A posição adotada pelo atual presidente norte-americano, de querer permanecer no poder a qualquer custo, em uma das mais consolidadas democracias representativas do mundo atual, iniciou-se causando certo pânico, encaminhou-se para a posição do ridículo e, agora, encontra-se na seara das piadas. Sua imagem, de homem mais importante da terra, transformou-se na de um menino chorão, que depois de chupar o seu pirulito, não que deixar que o seu coleguinha também saboreie um. Tipo “Esse pirulito é meu” e “Não saio, não saio, não saio”.

Já a pretensa despreocupação com a pandemia, a tentativa de minimizar os seus riscos a todo custo, criou uma onda de negacionismo sem precedentes em algumas partes do mundo, mais perceptíveis nos E.U.A e aqui, no Brasil, levando à morte milhares de pessoas. No começo, as mortes estavam acontecendo longe, na Europa, na Ásia. “O vírus não gosta de calor, no nosso clima ele não sobreviverá”, diziam muitos. Depois, ele veio para América do Norte e depois chegou no Brasil. “Isso é vírus de rico, só anda de avião”, “Pobre não pega isso não”, “Brasileiro precisa ser estudado, pois não pega esse vírus não”, foram apenas algumas das nossas frases a demonstrar a não aceitação do que estava à nossa porta.

Teve quem dissesse que o vírus não cruzaria as montanhas de Minas, como se o covid-19 conhecesse ou fosse limitado por fronteiras. Pois bem, ele chegou, e as mortes começaram a ficar cada vez mais próximas de nós. Saíram das ruas e vieram para as nossas casas. Sentimos, na pele, que não era apenas uma gripezinha. Até quem sempre defendeu que “é assim mesmo, o efeito rebanho vai selecionar os mais fortes”, ou então “um dia todos nós vamos morrer”, anda mudando de ideia, porque até pode morrer muita gente, desde que não seja “nenhum dos nossos”, ou melhor, “nenhum dos deles”!

Ainda há os que dizem “Aqui em casa os meninos pegaram e não tiveram nada” e “Esse vírus chegou e vai ficar e não vamos parar a vida por conta disso”. É sabido que a maioria das pessoas não sente qualquer efeito mais grave do vírus, mas são justamente estas pessoas que colaboram para matar os avós, os pais, os tios, o parente ou amigo que possui alguma comorbidade.
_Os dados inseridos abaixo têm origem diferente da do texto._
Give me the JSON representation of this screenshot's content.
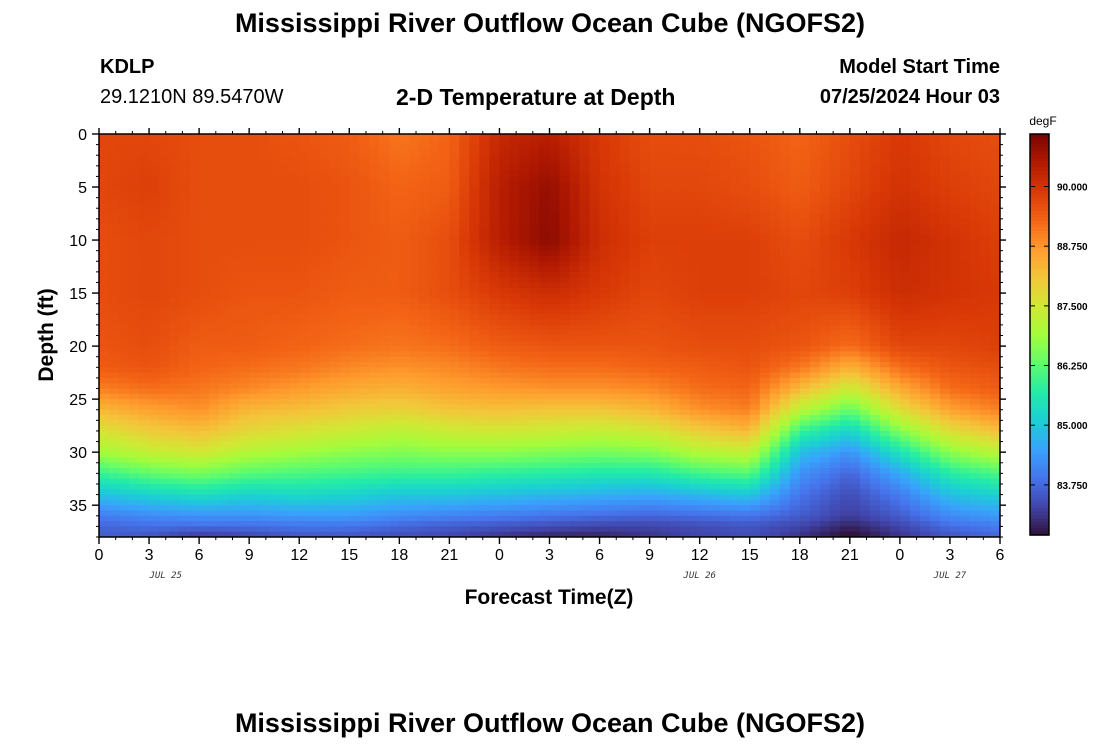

Insisto: a sua liberdade termina exatamente onde começa a minha. Você pode fazer o que quiser da sua vida, mas não da minha vida!

Da minha vida eu cuido e quero essa peste de vírus bem longe de mim e dos meus! Mas não posso deixar de perceber, que em poucos momentos da História, algumas pessoas foram tão hábeis em deturpar a realidade, moldá-la aos seus próprios interesses, ou analisá-la através de seus olhares míopes e suas visões curtas.

Porque eu sou do tamanho do que vejo, e não, do tamanho da minha altura…”, disse Fernando Pessoa, no início do século passado. Nada mais atual. Talvez o mais universal poeta português estivesse antevendo o comportamento de muitos, um século a frente…

 

  • Eugênio Maria Gomes é escritor e funcionário da Funec.